In a fairy-tale, everything is on the line. Good is pitted against evil, the human heart is challenged by true love, and reality is replaced with happy endings. We have been writing them and reprinting them for centuries, and retelling them orally for even longer. The tales are as old as time, and we know each by heart, but what does our fascination with the fantasy world tell us about ourselves?
Eugene O’Neill writes, “Obsessed by a fairy-tale, we spend our lives searching for a magic door and a lost kingdom of peace.” He is describing what I call the grass is always greener syndrome. Everyone wants what they can’t have. The Little Mermaid wants to be human and the ugly stepsisters want Cinderella’s the prince. Both parties have their wishes granted—partially. Ariel trades her soul for legs, and the ugly sisters have multiple encounters with the prince.
In the original fairy-tales, their wishes backfire on them. The Little Mermaid, failing to fulfill her promise to the Sea Witch, dissolves into sea foam, and the stepsisters lob off sections of their feet with a knife in attempt to fit into Cinderella’s slipper. In each story, the characters are met with painful ends. Protagonist or antagonist, the original fairy-tales spare none.

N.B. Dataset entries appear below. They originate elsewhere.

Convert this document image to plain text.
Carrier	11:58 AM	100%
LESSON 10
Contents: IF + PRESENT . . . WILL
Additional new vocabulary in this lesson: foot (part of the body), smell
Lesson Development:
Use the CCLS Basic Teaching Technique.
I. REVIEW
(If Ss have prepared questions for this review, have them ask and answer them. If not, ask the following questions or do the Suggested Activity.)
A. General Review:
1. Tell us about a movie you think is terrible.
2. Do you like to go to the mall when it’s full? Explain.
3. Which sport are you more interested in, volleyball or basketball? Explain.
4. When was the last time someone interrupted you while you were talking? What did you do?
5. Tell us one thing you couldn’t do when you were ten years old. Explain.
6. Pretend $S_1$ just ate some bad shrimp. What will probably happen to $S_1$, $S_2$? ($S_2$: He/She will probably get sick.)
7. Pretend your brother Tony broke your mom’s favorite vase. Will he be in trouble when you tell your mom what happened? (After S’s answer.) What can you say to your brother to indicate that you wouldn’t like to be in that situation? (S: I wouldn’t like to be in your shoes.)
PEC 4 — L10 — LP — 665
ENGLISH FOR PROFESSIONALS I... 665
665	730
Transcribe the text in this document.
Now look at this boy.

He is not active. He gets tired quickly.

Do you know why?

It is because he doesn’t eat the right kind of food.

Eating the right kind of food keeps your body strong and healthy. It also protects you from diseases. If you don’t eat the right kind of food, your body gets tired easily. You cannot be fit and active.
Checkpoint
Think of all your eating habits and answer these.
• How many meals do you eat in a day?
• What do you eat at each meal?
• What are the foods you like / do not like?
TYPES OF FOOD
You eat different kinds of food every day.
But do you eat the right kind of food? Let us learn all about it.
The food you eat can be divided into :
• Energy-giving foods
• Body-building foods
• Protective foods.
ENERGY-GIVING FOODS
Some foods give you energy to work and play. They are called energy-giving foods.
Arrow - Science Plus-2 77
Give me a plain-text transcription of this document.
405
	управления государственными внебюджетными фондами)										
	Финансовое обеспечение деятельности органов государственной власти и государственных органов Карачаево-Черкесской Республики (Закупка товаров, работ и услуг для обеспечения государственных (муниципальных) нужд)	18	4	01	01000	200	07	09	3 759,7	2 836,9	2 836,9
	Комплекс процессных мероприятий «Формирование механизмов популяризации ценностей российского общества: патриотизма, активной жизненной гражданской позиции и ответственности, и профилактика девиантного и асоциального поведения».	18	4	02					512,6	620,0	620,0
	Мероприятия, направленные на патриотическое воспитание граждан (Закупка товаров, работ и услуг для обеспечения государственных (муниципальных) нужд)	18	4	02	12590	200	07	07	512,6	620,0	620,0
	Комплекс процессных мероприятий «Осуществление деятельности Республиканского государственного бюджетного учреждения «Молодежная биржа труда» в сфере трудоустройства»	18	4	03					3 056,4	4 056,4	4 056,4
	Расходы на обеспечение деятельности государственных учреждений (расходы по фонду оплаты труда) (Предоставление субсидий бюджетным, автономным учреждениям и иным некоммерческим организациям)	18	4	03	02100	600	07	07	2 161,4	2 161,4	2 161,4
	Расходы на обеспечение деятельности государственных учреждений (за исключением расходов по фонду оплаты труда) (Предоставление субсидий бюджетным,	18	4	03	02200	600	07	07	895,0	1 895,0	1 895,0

It makes you wonder: Why have these endings changed? Yes, the obvious answer is that we don’t want our children going to sleep with visions of bloody-stepsister feet in their heads, but the answer goes deeper than that. The fairy-tales that originated in the minds of the Grimm Brothers and Hans Christen Anderson were written around 200 years ago. Our perception of life has changed since then. We no longer live in a world plagued by death and disease, but in one of science and Disney.
Thinking of the world progressing on a timeline of color is an interesting way to imagine our society’s vast development. In the beginning, we were hunter-gatherers and then we developed civilizations that were tormented by instability and war. After that, you have the Middle Ages, which were desolate due to the limited social mobility of feudalism and the Bubonic Plague. Picture that chapter of the human story as black and white. Since then, we have slowly but surely been adding color.
The Grimm Brothers and Hans Christen Anderson lived in a world containing half of the color spectrum. They still dealt with disease and phenomena that still had yet to be explained. So, to a child of their century, the fate of the Little Mermaid would not be as shocking as it would be to a child of our century.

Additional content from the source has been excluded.